Sul21 – Uma mudança de posição, digamos assim.

RRR – E o que fez com que esse padrão fosse modificado? É isso que acho importante a gente questionar. Saiu alguma pesquisa? Porque há muitas pesquisas no campo da saúde pública, e há muitas reivindicações de movimentos sociais ligados à luta contra a homofobia. Isso é algo que é discutido há muito tempo, e é um ponto que sempre foi controverso dentro do próprio Ministério da Saúde, que sempre foi conhecido por ser um ministério bem progressista com relação a questões de sexualidade. Por exemplo, logo após as primeiras edições das Paradas Gays o Ministério da Saúde se colocou como financiador, como parte de uma política de fortalecimento da estima (entre os homossexuais), como forma de combater a violência e diminuir os índices de contágio de doenças sexualmente transmissíveis nesse grupo. Então veja, dentro de um ministério que historicamente sempre foi progressista, nessa questão da doação de sangue nunca tinha se conseguido avançar. Então, é extremamente interessante que haja esse desdobramento.
Seminário na Ajuris discutiu panorama após STF reconhecer união estável para casais do mesmo sexo | Ramiro Furquim/Sul21

Sul21 – De qualquer modo, é possível perceber que alguns setores estão reagindo a essa decisão do STF. Um exemplo está no material produzido pelo Ministério da Educação, que seria distribuído em escolas e acabou sendo vetado.

RRR - Sim, e não só nisso, não só no chamado “kit anti-homofobia”. Há projetos e decretos federativos no Congresso, articulados por essa chamada bancada evangélica, que desejam não só que o governo não distribua o kit anti-homofobia, mas também que revogue a resolução do Conselho Federal de Medicina que tirou a homossexualidade de seu rol de doenças reconhecidas. Querem revogar essa decisão! Querem derrubar a portaria do Ministério da Saúde que incluiu, dentro das atribuições do Sistema Único de Saúde, cirurgias de mudança de sexo. Há um requerimento da bancada evangélica junto ao Ministério da Justiça questionando as afirmações do governo de que há muitos registros de violência homofóbica no país. Entende? Tem uma série de reflexos, de reações bastante fortes. A própria Presidência da República – de forma no mínimo infeliz, para não dizer imprudente – desqualificou o trabalho do Ministério da Educação sem saber do que estava falando…

Sul21 – Eu ia fazer justamente essa pergunta, sobre a posição adotada pela presidente no caso…

RRR - Sim, a presidente da República falou sem conhecimento, já que os próprios elaboradores da campanha dizem que ela não viu a campanha como um todo. A campanha sequer tinha sido lançada, estava iniciando o período de testes para verificar sua eficácia.

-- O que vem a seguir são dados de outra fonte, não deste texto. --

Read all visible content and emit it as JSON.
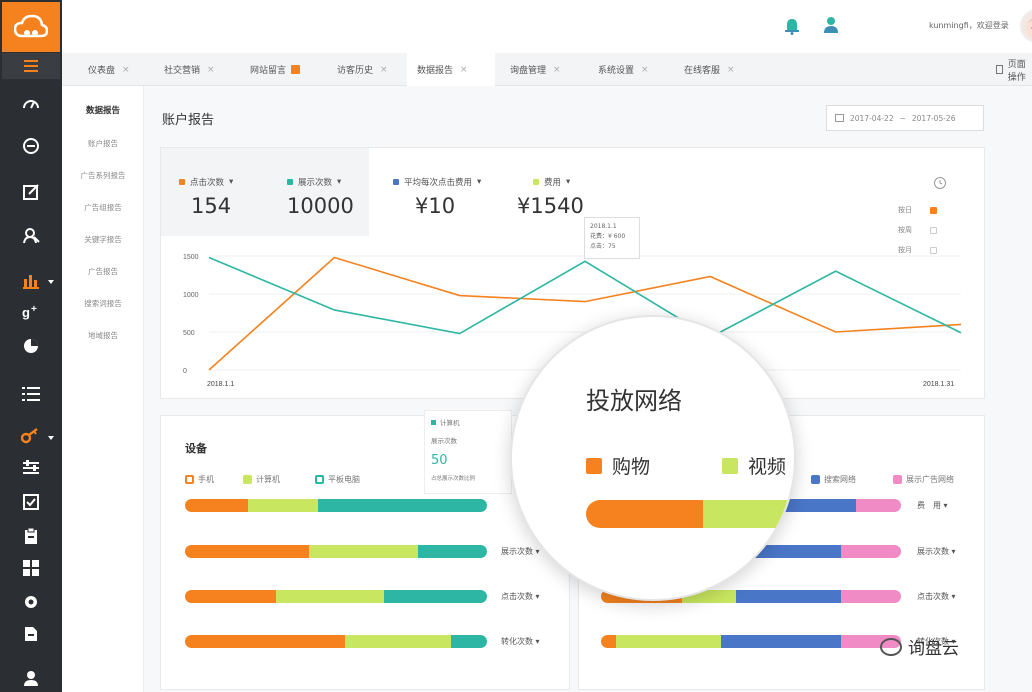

E uma campanha que não tem absolutamente nada a ver com propaganda de qualquer direcionamento sexual! Infelizmente, a coisa foi conduzida de forma totalmente equivocada. A tensão é muito grande, e acho que essa decisão acabou colocando ainda mais lenha na fogueira da resistência, acabou dando ainda mais força a esse movimento de reação.

Sul21 – E qual a posição a ser tomada para consolidar o que já foi conquistado? Como evitar retrocessos?

RRR - Olha, acho importante identificar que tipo de reação está havendo e em que ela se fundamenta. A partir daí, se for o caso, e me parece que é o caso, contestar as premissas nas quais se baseia essa reação. Por exemplo, essas pessoas compreendem de forma muito equivocada o que é laicidade, porque na verdade não estão propondo um Estado laico, e sim um Estado cujas políticas sejam baseadas nos valores de determinadas religiões. Pode ser que se mostre cada vez mais importante explicitar isso. Também ser mais rigoroso quanto à aferição de violência e discriminação contra homossexuais do que temos sido até então. E compreender a decisão do STF não só de forma louvatória – e eu acho que a decisão deve ser louvada, porque realmente foi muito importante – mas de uma forma sedimentada e profunda. Crítica até, mas em um bom sentido, buscando mostrar o tamanho da conquista obtida ao mesmo tempo em que reforça a necessidade de avançar em pontos que ainda não foram devidamente atendidos por ela.